Because once they post it, it's too late - even if you get the platform to take it down, someone's probably seen it, and if it contains "sensitive information" then the ideas might spread.

But if someone starts typing some keywords, then it could be pre-emptively shut down ahead of time. Posting something pro-democracy? Better to lock your phone than let you post it. Hey, we can cause your phone to reboot so it looks like a phone bug!

And if you're a known torublemaker, well, then everything you type is being monitored.

Comment Re:How much is really delayed maintenance? (Score 1) 116

No, the grid is severely undermaintained.

If it was maintained, PG&E wouldn't be near bankrupt because of all the fines from the wildfires it starts from failing equipment. We're not even talking equipment like transformers and other grid things, we're talking things like insulators and bushings that are falling to pieces and causing wires to short out.

Those are things that are generally supposedly to be replaced on a regular basis, and honest, are very cheap items individually, though are very expensive to install because you need to send a crew out to do it.

Also, deregulation is a huge cause of supply issues - if you cause a chortage, the price goes up. So you generally want to keep being in "shortage" mode so you're constantly paid high prices. This is a strong disincentive to build new supply since new supply means prices go down, and you're likely to not make back that money you spent on a new power plant as quickly.

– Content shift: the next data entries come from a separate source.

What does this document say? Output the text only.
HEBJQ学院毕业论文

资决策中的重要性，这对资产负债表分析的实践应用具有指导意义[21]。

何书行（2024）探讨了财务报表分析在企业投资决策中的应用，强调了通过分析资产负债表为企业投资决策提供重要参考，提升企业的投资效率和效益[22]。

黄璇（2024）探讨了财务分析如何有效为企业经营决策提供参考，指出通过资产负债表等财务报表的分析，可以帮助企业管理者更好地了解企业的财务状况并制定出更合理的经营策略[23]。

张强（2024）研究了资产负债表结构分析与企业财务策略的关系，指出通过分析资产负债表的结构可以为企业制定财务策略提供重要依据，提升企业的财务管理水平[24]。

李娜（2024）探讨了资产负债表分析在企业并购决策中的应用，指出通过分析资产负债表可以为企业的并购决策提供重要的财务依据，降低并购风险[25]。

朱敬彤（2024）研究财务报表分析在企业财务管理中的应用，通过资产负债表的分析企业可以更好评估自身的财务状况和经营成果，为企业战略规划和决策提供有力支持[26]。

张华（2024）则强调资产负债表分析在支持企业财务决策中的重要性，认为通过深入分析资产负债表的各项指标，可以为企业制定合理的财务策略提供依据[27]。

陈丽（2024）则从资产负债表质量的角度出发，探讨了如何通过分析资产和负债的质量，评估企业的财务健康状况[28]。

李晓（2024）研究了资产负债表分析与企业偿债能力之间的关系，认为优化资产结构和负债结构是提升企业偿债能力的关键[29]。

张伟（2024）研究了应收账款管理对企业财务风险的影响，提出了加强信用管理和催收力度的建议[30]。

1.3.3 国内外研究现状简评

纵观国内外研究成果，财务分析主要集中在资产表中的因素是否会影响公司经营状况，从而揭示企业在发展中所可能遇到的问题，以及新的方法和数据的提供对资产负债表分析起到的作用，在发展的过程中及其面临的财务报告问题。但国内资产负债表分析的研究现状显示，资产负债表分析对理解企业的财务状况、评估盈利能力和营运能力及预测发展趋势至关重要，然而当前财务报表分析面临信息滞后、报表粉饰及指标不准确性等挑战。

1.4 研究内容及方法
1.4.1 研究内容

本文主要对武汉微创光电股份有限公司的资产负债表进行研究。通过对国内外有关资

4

The grid is the same shape as it was when Enron collapsed. And Enron was just a symptom to show how screwed up a deregulated market can get.

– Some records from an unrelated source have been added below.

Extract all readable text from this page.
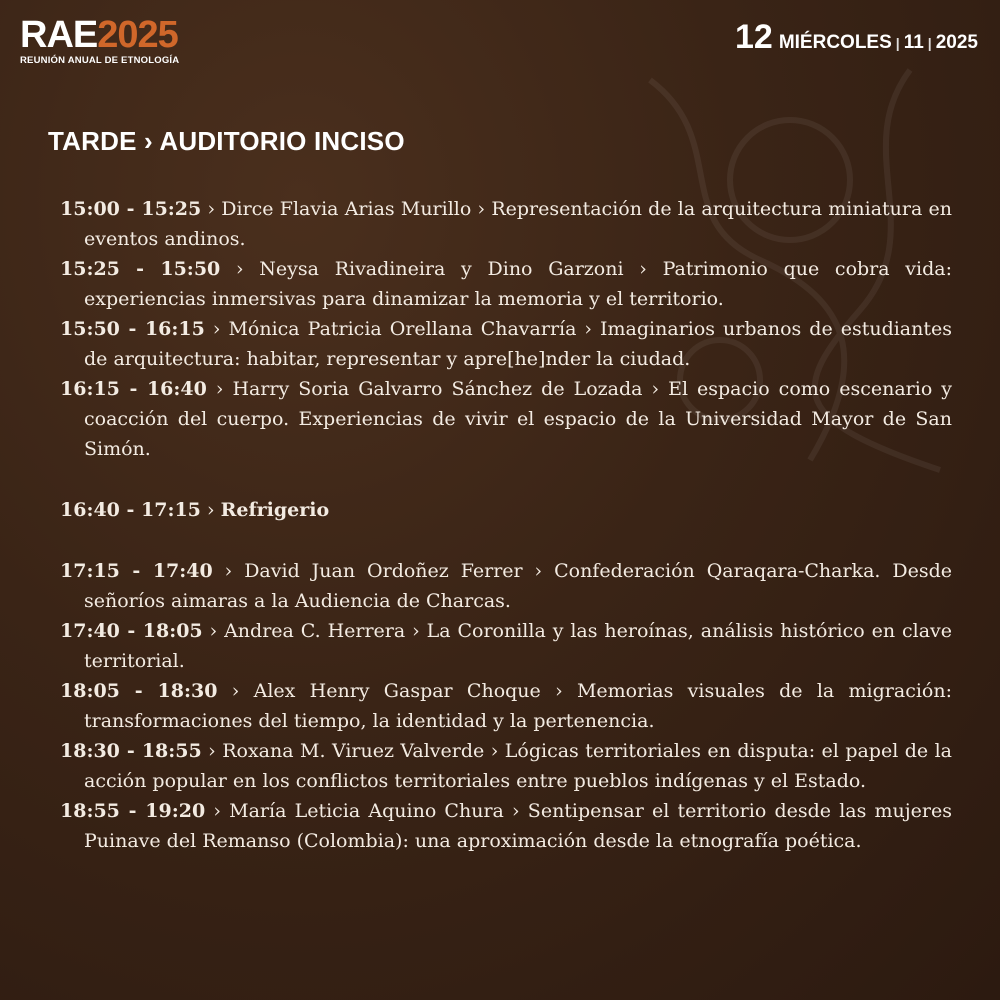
RAE2025
REUNIÓN ANUAL DE ETNOLOGÍA
12 MIÉRCOLES | 11 | 2025
TARDE › AUDITORIO INCISO

15:00 - 15:25 › Dirce Flavia Arias Murillo › Representación de la arquitectura miniatura en eventos andinos.

15:25 - 15:50 › Neysa Rivadineira y Dino Garzoni › Patrimonio que cobra vida: experiencias inmersivas para dinamizar la memoria y el territorio.

15:50 - 16:15 › Mónica Patricia Orellana Chavarría › Imaginarios urbanos de estudiantes de arquitectura: habitar, representar y apre[he]nder la ciudad.

16:15 - 16:40 › Harry Soria Galvarro Sánchez de Lozada › El espacio como escenario y coacción del cuerpo. Experiencias de vivir el espacio de la Universidad Mayor de San Simón.

16:40 - 17:15 › Refrigerio

17:15 - 17:40 › David Juan Ordoñez Ferrer › Confederación Qaraqara-Charka. Desde señoríos aimaras a la Audiencia de Charcas.

17:40 - 18:05 › Andrea C. Herrera › La Coronilla y las heroínas, análisis histórico en clave territorial.

18:05 - 18:30 › Alex Henry Gaspar Choque › Memorias visuales de la migración: transformaciones del tiempo, la identidad y la pertenencia.

18:30 - 18:55 › Roxana M. Viruez Valverde › Lógicas territoriales en disputa: el papel de la acción popular en los conflictos territoriales entre pueblos indígenas y el Estado.

18:55 - 19:20 › María Leticia Aquino Chura › Sentipensar el territorio desde las mujeres Puinave del Remanso (Colombia): una aproximación desde la etnografía poética.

Comment Re:Latency probably sucks (Score 1) 20

The other issue is you need LP memory or the power consumption is so high you're looking at a computer with a UPS more than a laptop.

There's a reason why desktop memory comes with heat spreaders nowadays, and often the faster ones have really big heatsinks on them, versus laptops which don't. The "low power" part of LP memory really saves a ton of power.

There were laptops that were trying to be cutting edge and used desktop memory, and the battery life was worse than pathetic. Non-LP memory just consumes a heck of a lot more power.

Comment Re:More thise, more that.. (Score 1) 20

It's made even more confusing because ECC is build into the RAM chip itself - DDR5 requires ECC internally in the device.

This has made it basically impossible to search for ECC RAM modules (modules that support ECC - i.e., the 9th chip) because everyone is saying "on chip ECC data protection". Kind of important if the server you're provisioning memory for requires ECC memory, so you have to search really closely to determine if they're talking about on-chip ECC (which is required by DDR5) or on-mondule ECC support (which adds another chip for ECC support).

So on-chip ECC is to protect against things like rowhammer and cosmic rays bitflipping, which is at least something, and likely probably OK for short memory buses. (The main problem is the denser RAM gets, the greater chances of bitflipping).